Just to clarify these two subfamilies of biometric verifier let us consider the list of biometric verifier shown in Table 11.7:


fingerprint voice
retinal scan signature
face conform writing
genetic analysis cardiac rhythm
hand structure
Table 11.7: Biometric verifier 

There is no unique strategy to select the most appropriate biometric verifier for a given task. However, there are a number of properties that must always be considered in designing a security system. Table 11.8 gives some important ones.

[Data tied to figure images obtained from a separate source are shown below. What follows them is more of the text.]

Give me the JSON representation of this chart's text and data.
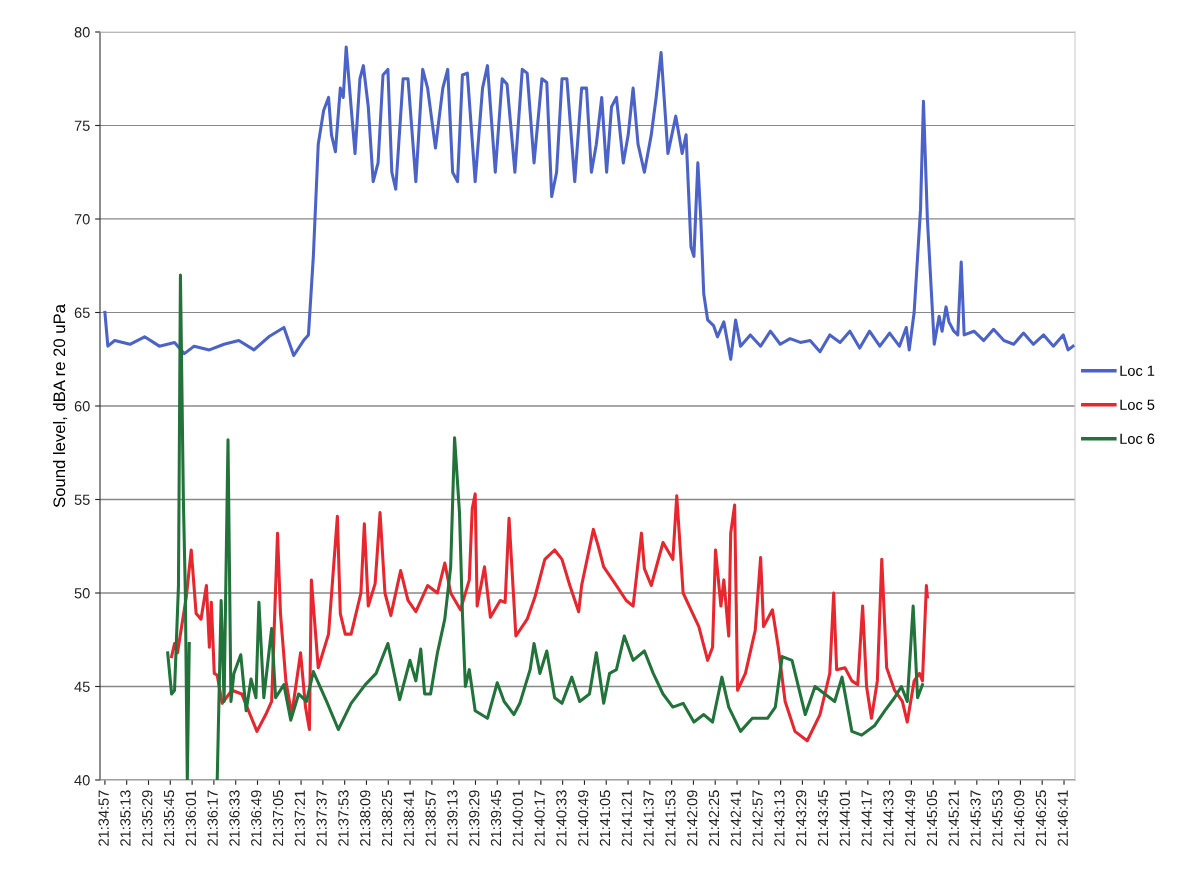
{
  "chart_data": {
    "type": "line",
    "ylabel": "Sound level, dBA re 20 uPa",
    "xlim": [
      21.5815,
      21.7803
    ],
    "ylim": [
      40,
      80
    ],
    "yticks": [
      40,
      45,
      50,
      55,
      60,
      65,
      70,
      75,
      80
    ],
    "xticks": [
      {
        "value": 21.5825,
        "label": "21:34:57"
      },
      {
        "value": 21.58694,
        "label": "21:35:13"
      },
      {
        "value": 21.59139,
        "label": "21:35:29"
      },
      {
        "value": 21.59583,
        "label": "21:35:45"
      },
      {
        "value": 21.60028,
        "label": "21:36:01"
      },
      {
        "value": 21.60472,
        "label": "21:36:17"
      },
      {
        "value": 21.60917,
        "label": "21:36:33"
      },
      {
        "value": 21.61361,
        "label": "21:36:49"
      },
      {
        "value": 21.61806,
        "label": "21:37:05"
      },
      {
        "value": 21.6225,
        "label": "21:37:21"
      },
      {
        "value": 21.62694,
        "label": "21:37:37"
      },
      {
        "value": 21.63139,
        "label": "21:37:53"
      },
      {
        "value": 21.63583,
        "label": "21:38:09"
      },
      {
        "value": 21.64028,
        "label": "21:38:25"
      },
      {
        "value": 21.64472,
        "label": "21:38:41"
      },
      {
        "value": 21.64917,
        "label": "21:38:57"
      },
      {
        "value": 21.65361,
        "label": "21:39:13"
      },
      {
        "value": 21.65806,
        "label": "21:39:29"
      },
      {
        "value": 21.6625,
        "label": "21:39:45"
      },
      {
        "value": 21.66694,
        "label": "21:40:01"
      },
      {
        "value": 21.67139,
        "label": "21:40:17"
      },
      {
        "value": 21.67583,
        "label": "21:40:33"
      },
      {
        "value": 21.68028,
        "label": "21:40:49"
      },
      {
        "value": 21.68472,
        "label": "21:41:05"
      },
      {
        "value": 21.68917,
        "label": "21:41:21"
      },
      {
        "value": 21.69361,
        "label": "21:41:37"
      },
      {
        "value": 21.69806,
        "label": "21:41:53"
      },
      {
        "value": 21.7025,
        "label": "21:42:09"
      },
      {
        "value": 21.70694,
        "label": "21:42:25"
      },
      {
        "value": 21.71139,
        "label": "21:42:41"
      },
      {
        "value": 21.71583,
        "label": "21:42:57"
      },
      {
        "value": 21.72028,
        "label": "21:43:13"
      },
      {
        "value": 21.72472,
        "label": "21:43:29"
      },
      {
        "value": 21.72917,
        "label": "21:43:45"
      },
      {
        "value": 21.73361,
        "label": "21:44:01"
      },
      {
        "value": 21.73806,
        "label": "21:44:17"
      },
      {
        "value": 21.7425,
        "label": "21:44:33"
      },
      {
        "value": 21.74694,
        "label": "21:44:49"
      },
      {
        "value": 21.75139,
        "label": "21:45:05"
      },
      {
        "value": 21.75583,
        "label": "21:45:21"
      },
      {
        "value": 21.76028,
        "label": "21:45:37"
      },
      {
        "value": 21.76472,
        "label": "21:45:53"
      },
      {
        "value": 21.76917,
        "label": "21:46:09"
      },
      {
        "value": 21.77361,
        "label": "21:46:25"
      },
      {
        "value": 21.77806,
        "label": "21:46:41"
      }
    ],
    "grid": "y",
    "legend": "right",
    "marker": "none",
    "line_style": "solid",
    "series": [
      {
        "name": "Loc 1",
        "color": "#4b63c8",
        "x": [
          21.5825,
          21.5831,
          21.5845,
          21.5876,
          21.5906,
          21.5936,
          21.5967,
          21.5987,
          21.6007,
          21.6038,
          21.6068,
          21.6098,
          21.6129,
          21.6159,
          21.619,
          21.621,
          21.623,
          21.624,
          21.625,
          21.626,
          21.6271,
          21.6281,
          21.6287,
          21.6295,
          21.6305,
          21.6311,
          21.6317,
          21.6327,
          21.6335,
          21.6345,
          21.6352,
          21.6362,
          21.6372,
          21.6382,
          21.6392,
          21.6402,
          21.641,
          21.6418,
          21.6433,
          21.6443,
          21.6459,
          21.6473,
          21.6483,
          21.6499,
          21.6514,
          21.6524,
          21.6534,
          21.6544,
          21.6554,
          21.6564,
          21.658,
          21.6595,
          21.6605,
          21.6621,
          21.6635,
          21.6645,
          21.6661,
          21.6676,
          21.6686,
          21.67,
          21.6716,
          21.6726,
          21.6736,
          21.6746,
          21.6757,
          21.6767,
          21.6783,
          21.6797,
          21.6807,
          21.6817,
          21.6827,
          21.6838,
          21.6848,
          21.6858,
          21.6868,
          21.6882,
          21.6892,
          21.6902,
          21.6912,
          21.6925,
          21.6939,
          21.6949,
          21.6959,
          21.6973,
          21.6981,
          21.6989,
          21.7002,
          21.701,
          21.702,
          21.7026,
          21.7034,
          21.704,
          21.7046,
          21.7054,
          21.7066,
          21.7074,
          21.7087,
          21.7101,
          21.7111,
          21.7121,
          21.7141,
          21.7162,
          21.7182,
          21.7202,
          21.7222,
          21.7243,
          21.7263,
          21.7283,
          21.7303,
          21.7324,
          21.7344,
          21.7364,
          21.7384,
          21.7405,
          21.7425,
          21.7445,
          21.7459,
          21.7465,
          21.7475,
          21.7488,
          21.7494,
          21.7502,
          21.7516,
          21.7526,
          21.7532,
          21.754,
          21.7546,
          21.7556,
          21.7564,
          21.7571,
          21.7577,
          21.7597,
          21.7617,
          21.7637,
          21.7658,
          21.7678,
          21.7698,
          21.7718,
          21.7739,
          21.7759,
          21.7779,
          21.7789,
          21.7799
        ],
        "values": [
          65.0,
          63.2,
          63.5,
          63.3,
          63.7,
          63.2,
          63.4,
          62.8,
          63.2,
          63.0,
          63.3,
          63.5,
          63.0,
          63.7,
          64.2,
          62.7,
          63.5,
          63.8,
          68,
          74,
          75.8,
          76.5,
          74.5,
          73.6,
          77,
          76.5,
          79.2,
          76,
          73.5,
          77.5,
          78.2,
          76,
          72,
          73,
          77.7,
          78.0,
          72.5,
          71.6,
          77.5,
          77.5,
          72,
          78,
          77,
          73.8,
          77,
          78,
          72.5,
          72,
          77.7,
          77.8,
          72,
          77,
          78.2,
          72.5,
          77.5,
          77.2,
          72.5,
          78,
          77.8,
          73,
          77.5,
          77.3,
          71.2,
          72.5,
          77.5,
          77.5,
          72,
          77,
          77,
          72.5,
          74,
          76.5,
          72.5,
          76,
          76.5,
          73.0,
          74.5,
          77,
          74,
          72.5,
          74.5,
          76.5,
          78.9,
          73.5,
          74.5,
          75.5,
          73.5,
          74.5,
          68.5,
          68,
          73,
          70,
          66,
          64.6,
          64.3,
          63.7,
          64.5,
          62.5,
          64.6,
          63.2,
          63.8,
          63.2,
          64,
          63.3,
          63.6,
          63.4,
          63.5,
          62.9,
          63.8,
          63.4,
          64.0,
          63.1,
          64.0,
          63.2,
          63.9,
          63.2,
          64.2,
          63.0,
          65,
          70.5,
          76.3,
          70,
          63.3,
          64.8,
          64,
          65.3,
          64.5,
          64,
          63.8,
          67.7,
          63.8,
          64.0,
          63.5,
          64.1,
          63.5,
          63.3,
          63.9,
          63.3,
          63.8,
          63.2,
          63.8,
          63.0,
          63.2
        ]
      },
      {
        "name": "Loc 5",
        "color": "#e8262d",
        "x": [
          21.5961,
          21.5967,
          21.5973,
          21.5991,
          21.6001,
          21.6011,
          21.6021,
          21.6032,
          21.6038,
          21.6042,
          21.6048,
          21.6054,
          21.6064,
          21.6084,
          21.6104,
          21.6135,
          21.6153,
          21.6165,
          21.6177,
          21.6183,
          21.6194,
          21.6206,
          21.6224,
          21.6234,
          21.6242,
          21.6246,
          21.626,
          21.6281,
          21.6299,
          21.6305,
          21.6315,
          21.6327,
          21.6347,
          21.6354,
          21.6362,
          21.6376,
          21.6386,
          21.6396,
          21.6408,
          21.6428,
          21.6443,
          21.6459,
          21.6483,
          21.6503,
          21.6518,
          21.653,
          21.655,
          21.6568,
          21.6574,
          21.658,
          21.6584,
          21.6599,
          21.6611,
          21.6631,
          21.6641,
          21.6649,
          21.6663,
          21.6686,
          21.6702,
          21.6722,
          21.6742,
          21.6757,
          21.6773,
          21.6791,
          21.6797,
          21.6821,
          21.6831,
          21.6842,
          21.6868,
          21.6888,
          21.6902,
          21.6919,
          21.6925,
          21.6939,
          21.6963,
          21.6983,
          21.6991,
          21.7004,
          21.702,
          21.7036,
          21.7054,
          21.7064,
          21.707,
          21.7081,
          21.7087,
          21.7097,
          21.7101,
          21.7109,
          21.7115,
          21.7131,
          21.7151,
          21.7162,
          21.7168,
          21.7186,
          21.7198,
          21.7212,
          21.7232,
          21.7257,
          21.7283,
          21.7293,
          21.7303,
          21.7311,
          21.7317,
          21.7334,
          21.7348,
          21.736,
          21.737,
          21.7378,
          21.7388,
          21.74,
          21.7409,
          21.7419,
          21.7435,
          21.7451,
          21.7461,
          21.7475,
          21.7486,
          21.7492,
          21.75,
          21.7502
        ],
        "values": [
          46.6,
          47.3,
          46.8,
          49.8,
          52.3,
          48.9,
          48.6,
          50.4,
          47.1,
          49.5,
          45.7,
          45.6,
          44.1,
          44.8,
          44.6,
          42.6,
          43.5,
          44.2,
          53.2,
          48.9,
          45.3,
          43.5,
          46.8,
          43.9,
          42.7,
          50.7,
          46.0,
          47.8,
          54.1,
          48.9,
          47.8,
          47.8,
          50.0,
          53.7,
          49.3,
          50.5,
          54.3,
          50.0,
          48.8,
          51.2,
          49.6,
          49.0,
          50.4,
          50.0,
          51.6,
          50.0,
          49.1,
          50.7,
          54.5,
          55.3,
          49.3,
          51.4,
          48.7,
          49.6,
          49.5,
          54.0,
          47.7,
          48.6,
          49.8,
          51.8,
          52.3,
          51.8,
          50.4,
          49.0,
          50.4,
          53.4,
          52.5,
          51.4,
          50.4,
          49.6,
          49.3,
          53.2,
          51.3,
          50.4,
          52.7,
          51.8,
          55.2,
          50.0,
          49.1,
          48.2,
          46.4,
          47.1,
          52.3,
          49.3,
          50.7,
          47.7,
          53.2,
          54.7,
          44.8,
          45.7,
          48.0,
          51.9,
          48.2,
          49.1,
          47.1,
          44.2,
          42.6,
          42.1,
          43.5,
          44.6,
          45.7,
          50.0,
          45.9,
          46.0,
          45.3,
          45.1,
          49.3,
          45.0,
          43.3,
          45.3,
          51.8,
          46.0,
          44.8,
          44.2,
          43.1,
          45.3,
          45.7,
          45.3,
          50.4,
          49.8
        ]
      },
      {
        "name": "Loc 6",
        "color": "#21733a",
        "x": [
          21.5953,
          21.5961,
          21.5967,
          21.5975,
          21.5979,
          21.5985,
          21.5989,
          21.5993,
          21.5997,
          21.603,
          21.6054,
          21.6062,
          21.6068,
          21.6076,
          21.6082,
          21.6088,
          21.6102,
          21.6113,
          21.6123,
          21.6133,
          21.6139,
          21.6149,
          21.6165,
          21.6173,
          21.619,
          21.6204,
          21.622,
          21.6236,
          21.625,
          21.6277,
          21.6301,
          21.6327,
          21.6356,
          21.6378,
          21.6402,
          21.6426,
          21.6447,
          21.6459,
          21.6469,
          21.6477,
          21.6489,
          21.6503,
          21.6518,
          21.653,
          21.6538,
          21.6548,
          21.6554,
          21.656,
          21.6568,
          21.658,
          21.6605,
          21.6625,
          21.6639,
          21.6659,
          21.6671,
          21.6692,
          21.67,
          21.6712,
          21.6726,
          21.6742,
          21.6757,
          21.6777,
          21.6793,
          21.6813,
          21.6827,
          21.6842,
          21.6854,
          21.6868,
          21.6884,
          21.6902,
          21.6925,
          21.6943,
          21.6963,
          21.6983,
          21.7004,
          21.7026,
          21.7046,
          21.7064,
          21.7083,
          21.7097,
          21.7121,
          21.7145,
          21.7176,
          21.7192,
          21.7206,
          21.7226,
          21.7253,
          21.7273,
          21.7313,
          21.7328,
          21.7348,
          21.7368,
          21.7394,
          21.7415,
          21.7435,
          21.7449,
          21.7461,
          21.7473,
          21.7482,
          21.7492
        ],
        "values": [
          46.8,
          44.6,
          44.8,
          50.4,
          67.0,
          55,
          50,
          40,
          47.3,
          null,
          40,
          49.6,
          44.2,
          58.2,
          44.2,
          45.7,
          46.7,
          43.7,
          45.4,
          44.4,
          49.5,
          44.4,
          48.1,
          44.4,
          45.1,
          43.2,
          44.6,
          44.2,
          45.8,
          44.2,
          42.7,
          44.1,
          45.1,
          45.7,
          47.3,
          44.3,
          46.4,
          45.3,
          47.0,
          44.6,
          44.6,
          46.8,
          48.6,
          51.4,
          58.3,
          54.3,
          48.9,
          45.0,
          45.9,
          43.7,
          43.3,
          45.2,
          44.2,
          43.5,
          44.1,
          45.9,
          47.3,
          45.7,
          46.9,
          44.4,
          44.1,
          45.5,
          44.2,
          44.6,
          46.8,
          44.1,
          45.7,
          45.9,
          47.7,
          46.4,
          46.9,
          45.7,
          44.6,
          43.9,
          44.1,
          43.1,
          43.5,
          43.1,
          45.5,
          43.9,
          42.6,
          43.3,
          43.3,
          43.9,
          46.6,
          46.4,
          43.5,
          45.0,
          44.2,
          45.5,
          42.6,
          42.4,
          42.9,
          43.7,
          44.4,
          45.0,
          44.2,
          49.3,
          44.4,
          45.1
        ]
      }
    ]
  }
}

error(s) rates execution swiftness access facility
network capability number of potential users rate of test per time unit
acceptability integration facility cost
Table 11.8: Important properties for designing a security system 

Generally speaking, if we are interested only in performance, a broad table summarising the value for different biometric verifiers may be the one reported by [Peckham (1990)] (see Table 11.9).


voice (high quality) 1.0 % 0.1 %
voice (telephone quality) 3.3 % 0.4 %
retinal scan 2.8 % 0.0 %
signature 0.2 % 0.6 %
veincheck < 1.0 % < 1.0 %
hand shape 0.1 % 0.1 %
Table 11.9: Values for different biometric verifiers 

The same report gives the example of field tests  carried out for the US government on speech, signature and fingerprint. These resulted in a recommendation to use speech. Note also that the alternative techniques listed above are more appropriate for on-site applications and that speech remains a unique biometrical identification feature over telecommunication channels , at least until videophone and ISDN  become widespread. Even so, some of the alternative techniques could only be implemented through individual sensors, an essential limitation of their applicability.